Pretoria: FW de Klerk, the last leader of apartheid-era South Africa who shared a Nobel Peace Prize with Nelson Mandela after working to end racial segregation in the country, has died at 85, his foundation said last week.
De Klerk released Mandela, his subsequent successor, from prison and laboriously negotiated with him a transition to democracy, ending a decades-long segregationist system that kept South Africa's White minority in power over the Black majority for generations.
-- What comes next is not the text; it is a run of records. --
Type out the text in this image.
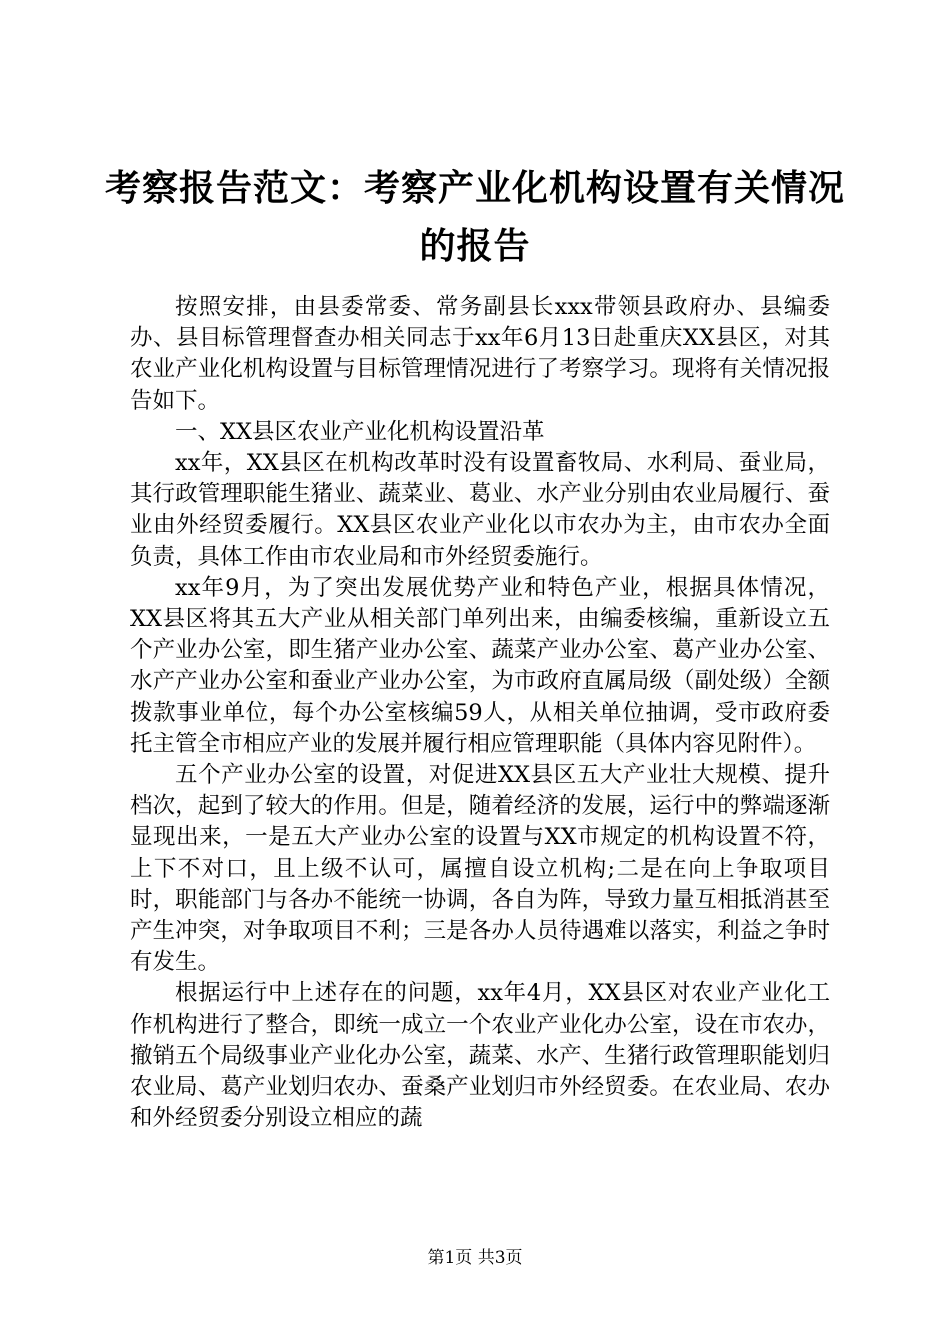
考察报告范文：考察产业化机构设置有关情况
的报告

按照安排，由县委常委、常务副县长xxx带领县政府办、县编委办、县目标管理督查办相关同志于xx年6月13日赴重庆XX县区，对其农业产业化机构设置与目标管理情况进行了考察学习。现将有关情况报告如下。

一、XX县区农业产业化机构设置沿革

xx年，XX县区在机构改革时没有设置畜牧局、水利局、蚕业局，其行政管理职能生猪业、蔬菜业、葛业、水产业分别由农业局履行、蚕业由外经贸委履行。XX县区农业产业化以市农办为主，由市农办全面负责，具体工作由市农业局和市外经贸委施行。

xx年9月，为了突出发展优势产业和特色产业，根据具体情况，XX县区将其五大产业从相关部门单列出来，由编委核编，重新设立五个产业办公室，即生猪产业办公室、蔬菜产业办公室、葛产业办公室、水产产业办公室和蚕业产业办公室，为市政府直属局级（副处级）全额拨款事业单位，每个办公室核编59人，从相关单位抽调，受市政府委托主管全市相应产业的发展并履行相应管理职能（具体内容见附件）。

五个产业办公室的设置，对促进XX县区五大产业壮大规模、提升档次，起到了较大的作用。但是，随着经济的发展，运行中的弊端逐渐显现出来，一是五大产业办公室的设置与XX市规定的机构设置不符，上下不对口，且上级不认可，属擅自设立机构;二是在向上争取项目时，职能部门与各办不能统一协调，各自为阵，导致力量互相抵消甚至产生冲突，对争取项目不利；三是各办人员待遇难以落实，利益之争时有发生。

根据运行中上述存在的问题，xx年4月，XX县区对农业产业化工作机构进行了整合，即统一成立一个农业产业化办公室，设在市农办，撤销五个局级事业产业化办公室，蔬菜、水产、生猪行政管理职能划归农业局、葛产业划归农办、蚕桑产业划归市外经贸委。在农业局、农办和外经贸委分别设立相应的蔬

第1页 共3页
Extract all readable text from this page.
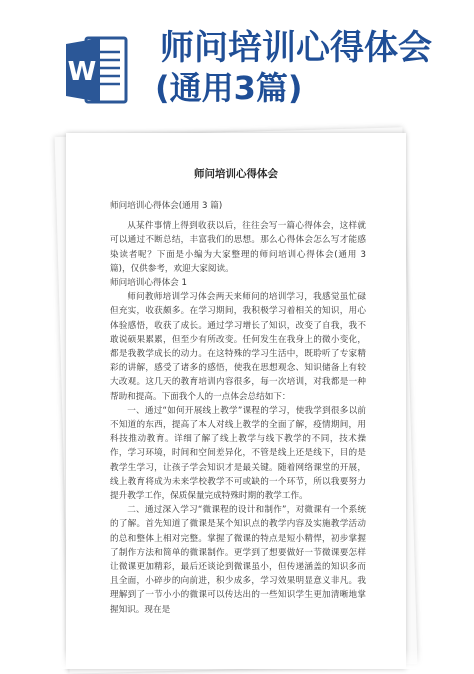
W
师问培训心得体会
(通用3篇)
师问培训心得体会

师问培训心得体会(通用 3 篇)

从某件事情上得到收获以后，往往会写一篇心得体会，这样就可以通过不断总结，丰富我们的思想。那么心得体会怎么写才能感染读者呢？下面是小编为大家整理的师问培训心得体会(通用 3 篇)，仅供参考，欢迎大家阅读。

师问培训心得体会 1

师问教师培训学习体会两天来师问的培训学习，我感觉虽忙碌但充实，收获颇多。在学习期间，我积极学习着相关的知识，用心体验感悟，收获了成长。通过学习增长了知识，改变了自我，我不敢说硕果累累，但至少有所改变。任何发生在我身上的微小变化，都是我教学成长的动力。在这特殊的学习生活中，既聆听了专家精彩的讲解，感受了诸多的感悟，使我在思想观念、知识储备上有较大改观。这几天的教育培训内容很多，每一次培训，对我都是一种帮助和提高。下面我个人的一点体会总结如下：

一、通过“如何开展线上教学”课程的学习，使我学到很多以前不知道的东西，提高了本人对线上教学的全面了解，疫情期间，用科技推动教育。详细了解了线上教学与线下教学的不同，技术操作，学习环境，时间和空间差异化，不管是线上还是线下，目的是教学生学习，让孩子学会知识才是最关键。随着网络课堂的开展，线上教育将成为未来学校教学不可或缺的一个环节，所以我要努力提升教学工作，保质保量完成特殊时期的教学工作。

二、通过深入学习“微课程的设计和制作”，对微课有一个系统的了解。首先知道了微课是某个知识点的教学内容及实施教学活动的总和整体上相对完整。掌握了微课的特点是短小精悍，初步掌握了制作方法和简单的微课制作。更学到了想要做好一节微课要怎样让微课更加精彩，最后还谈论到微课虽小，但传递涵盖的知识多而且全面，小碎步的向前进，积少成多，学习效果明显意义非凡。我理解到了一节小小的微课可以传达出的一些知识学生更加清晰地掌握知识。现在是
The two men shared the peace prize in 1993 for their work to end the policy, but de Klerk - who had served in governments that upheld apartheid, and who after his retirement appeared reluctant to condemn it unequivocally - remained a divisive figure in South Africa long after he left politics.
De Klerk died at his home in Fresnaye from mesothelioma cancer, the FW de Klerk Foundation said.
A deeply conservative politician whose party had long supported apartheid, de Klerk surprised his political clan and became an unlikely agent of change in South Africa during his five-year rule of the country.
He effectively announced the beginnings of a new country in one historic speech at the state opening of Parliament in 1990, revealing to a stunned nation that he would free Mandela, legalize anti-apartheid groups, end a national state of emergency and negotiate to end racial inequality in the country.
De Klerk's political transformation, sparked by worsening racial tensions and the impending possibility of civil war, led him to be cast as a "traitor" by some conservative lawmakers.